No todo es ganar dinero

La Iglesia reconoce la justa función de los beneficios, como índice de la buena marcha de la empresa (...) sin embargo no son el único índice (...) Es posible que los balances económicos sean correctos y que al mismo tiempo los hombres, que constituyen el patrimonio más valioso de la empresa, sean humillados y ofendidos en su dignidad. Queda mostrado cuán inaceptable es la afirmación de que la derrota del socialismo deje al capitalismo como único modelo de organización económica” (Centesimus annus, 35).

En la encíclica El esplendor de la verdad, Juan Pablo II reconoce el mérito (si no negado hasta ahora, por lo menos silenciado) de la modernidad surgida desde la Revolución Francesa y su idea de la dignidad del individuo y de la libertad individual aunque hay que replantear esas ideas de individuo y de libertad contando con la concepción del hombre que aporta como novedad el cristianismo, verdad que había sido arrancada desde entonces.
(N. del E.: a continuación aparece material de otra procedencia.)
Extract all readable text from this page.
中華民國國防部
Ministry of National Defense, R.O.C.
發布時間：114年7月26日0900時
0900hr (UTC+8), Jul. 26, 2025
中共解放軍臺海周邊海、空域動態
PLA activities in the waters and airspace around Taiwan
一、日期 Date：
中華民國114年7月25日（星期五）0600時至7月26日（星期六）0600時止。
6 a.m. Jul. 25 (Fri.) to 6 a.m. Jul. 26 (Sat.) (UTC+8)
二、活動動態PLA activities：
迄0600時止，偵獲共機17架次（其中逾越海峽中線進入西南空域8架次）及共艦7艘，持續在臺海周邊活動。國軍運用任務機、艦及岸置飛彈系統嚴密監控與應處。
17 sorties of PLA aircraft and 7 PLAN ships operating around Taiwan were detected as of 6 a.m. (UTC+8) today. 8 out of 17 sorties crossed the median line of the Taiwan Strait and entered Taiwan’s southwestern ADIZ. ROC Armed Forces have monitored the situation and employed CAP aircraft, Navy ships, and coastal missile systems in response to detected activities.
La polémica sigue servida por cuanto la democracia liberal siempre ha reprochado a la Iglesia católica su pretensión de imponer su moral en la vida pública, que no puede estar hecha sólo para cristianos. A su vez, las lacras morales de Occidente al final del segundo milenio confirman a los cristianos que el liberalismo adolece de errores fundamentales en su individualismo, consumismo y agnosticismo que son valores incompatibles con el Evangelio, que es luz para todos los hombres.


Juan Pablo II recordaba la luz de la verdad sobre el hombre que se revela en Cristo y no contrapone -sino que invita a integrar, que es lo propio de la visión cristiana-, el individualismo moderno con la concepción comunitaria del hombre. Rechazar el individualismo no es la visión católica de la comunión y socializar el capitalismo no es dar un paso atrás hacia los colectivismos.
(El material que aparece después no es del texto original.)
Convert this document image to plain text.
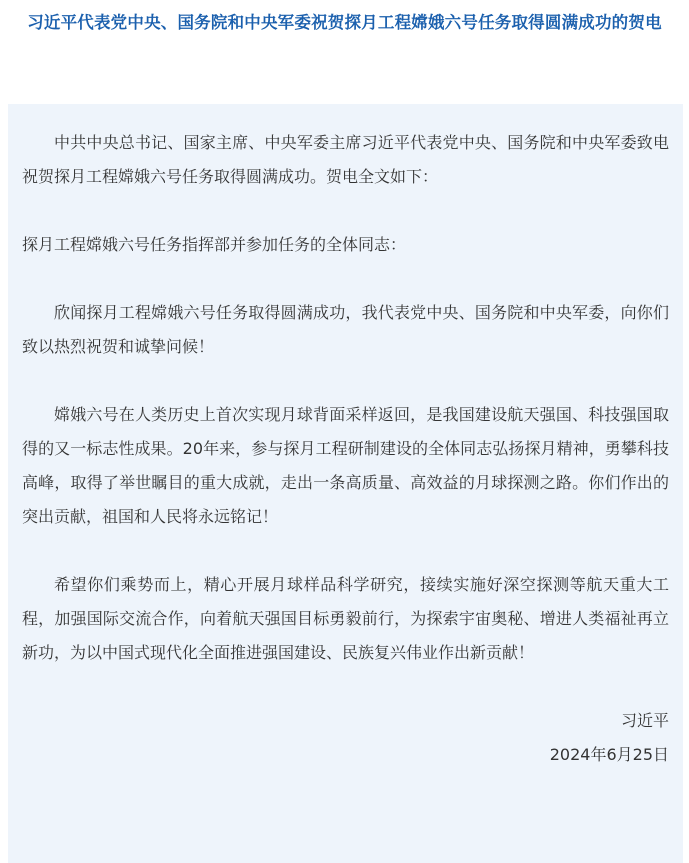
习近平代表党中央、国务院和中央军委祝贺探月工程嫦娥六号任务取得圆满成功的贺电

中共中央总书记、国家主席、中央军委主席习近平代表党中央、国务院和中央军委致电祝贺探月工程嫦娥六号任务取得圆满成功。贺电全文如下：

探月工程嫦娥六号任务指挥部并参加任务的全体同志：

欣闻探月工程嫦娥六号任务取得圆满成功，我代表党中央、国务院和中央军委，向你们致以热烈祝贺和诚挚问候！

嫦娥六号在人类历史上首次实现月球背面采样返回，是我国建设航天强国、科技强国取得的又一标志性成果。20年来，参与探月工程研制建设的全体同志弘扬探月精神，勇攀科技高峰，取得了举世瞩目的重大成就，走出一条高质量、高效益的月球探测之路。你们作出的突出贡献，祖国和人民将永远铭记！

希望你们乘势而上，精心开展月球样品科学研究，接续实施好深空探测等航天重大工程，加强国际交流合作，向着航天强国目标勇毅前行，为探索宇宙奥秘、增进人类福祉再立新功，为以中国式现代化全面推进强国建设、民族复兴伟业作出新贡献！

习近平
2024年6月25日
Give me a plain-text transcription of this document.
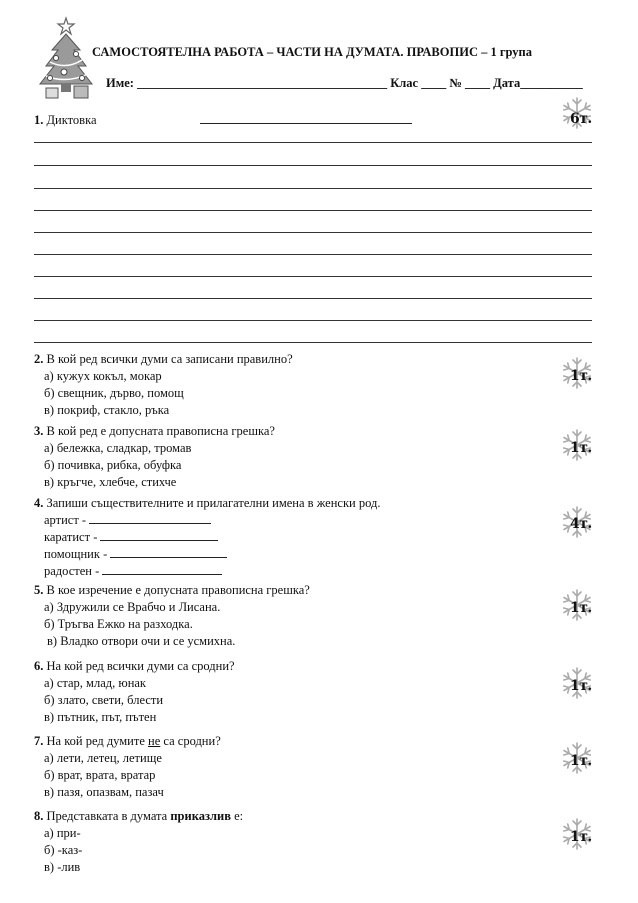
САМОСТОЯТЕЛНА РАБОТА – ЧАСТИ НА ДУМАТА. ПРАВОПИС – 1 група
Име: ________________________________________ Клас ____ № ____ Дата__________
1. Диктовка
2. В кой ред всички думи са записани правилно?
а) кужух кокъл, мокар
б) свещник, дърво, помощ
в) покриф, стакло, ръка
3. В кой ред е допусната правописна грешка?
а) бележка, сладкар, тромав
б) почивка, рибка, обуфка
в) кръгче, хлебче, стихче
4. Запиши съществителните и прилагателни имена в женски род.
артист -
каратист -
помощник -
радостен -
5. В кое изречение е допусната правописна грешка?
а) Здружили се Врабчо и Лисана.
б) Тръгва Ежко на разходка.
в) Владко отвори очи и се усмихна.
6. На кой ред всички думи са сродни?
а) стар, млад, юнак
б) злато, свети, блести
в) пътник, път, пътен
7. На кой ред думите не са сродни?
а) лети, летец, летище
б) врат, врата, вратар
в) пазя, опазвам, пазач
8. Представката в думата приказлив е:
а) при-
б) -каз-
в) -лив
6т.
1т.
1т.
4т.
1т.
1т.
1т.
1т.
Benedicto XVI (IX-2007), glosando la parábola evangélica del administrador injusto (Lc 16,9), hablaba del uso del dinero y de los bienes materiales y recordaba que el dinero no es en sí injusto pero su uso correcto conlleva la mentalidad de no usar los bienes sólo para el propio interés sino también para atender a las necesidades de los pobres. El lucro en su justa medida es naturalmente lícito pues es causa de progreso pero no hay que olvidar la equitativa distribución de los bienes –solidaridad- que no se contraponen entre sí. El capitalismo, recordando la Centesimus annus de Juan Pablo II, no es el único modelo válido del sistema económico.


La experiencia del final del 2º milenio e inicios del 3º demuestra que ambos sistemas, individualismo y colectivismo -en sus versiones salvajes-, son el gran enemigo de la libertad, que es el valor más grande dado al hombre por el Creador; lo que hace que el hombre sea hombre, imagen y semejanza de Dios. Libertad ciertamente herida (no aniquilada) por el pecado original pero redimida en Cristo. Por Él ha sido recuperada (sanada) para todo hombre como la auténtica libertad de los hijos de Dios y cuyo ejercicio –como dice san Pablo- está esperando como en dolores de parto la creación entera.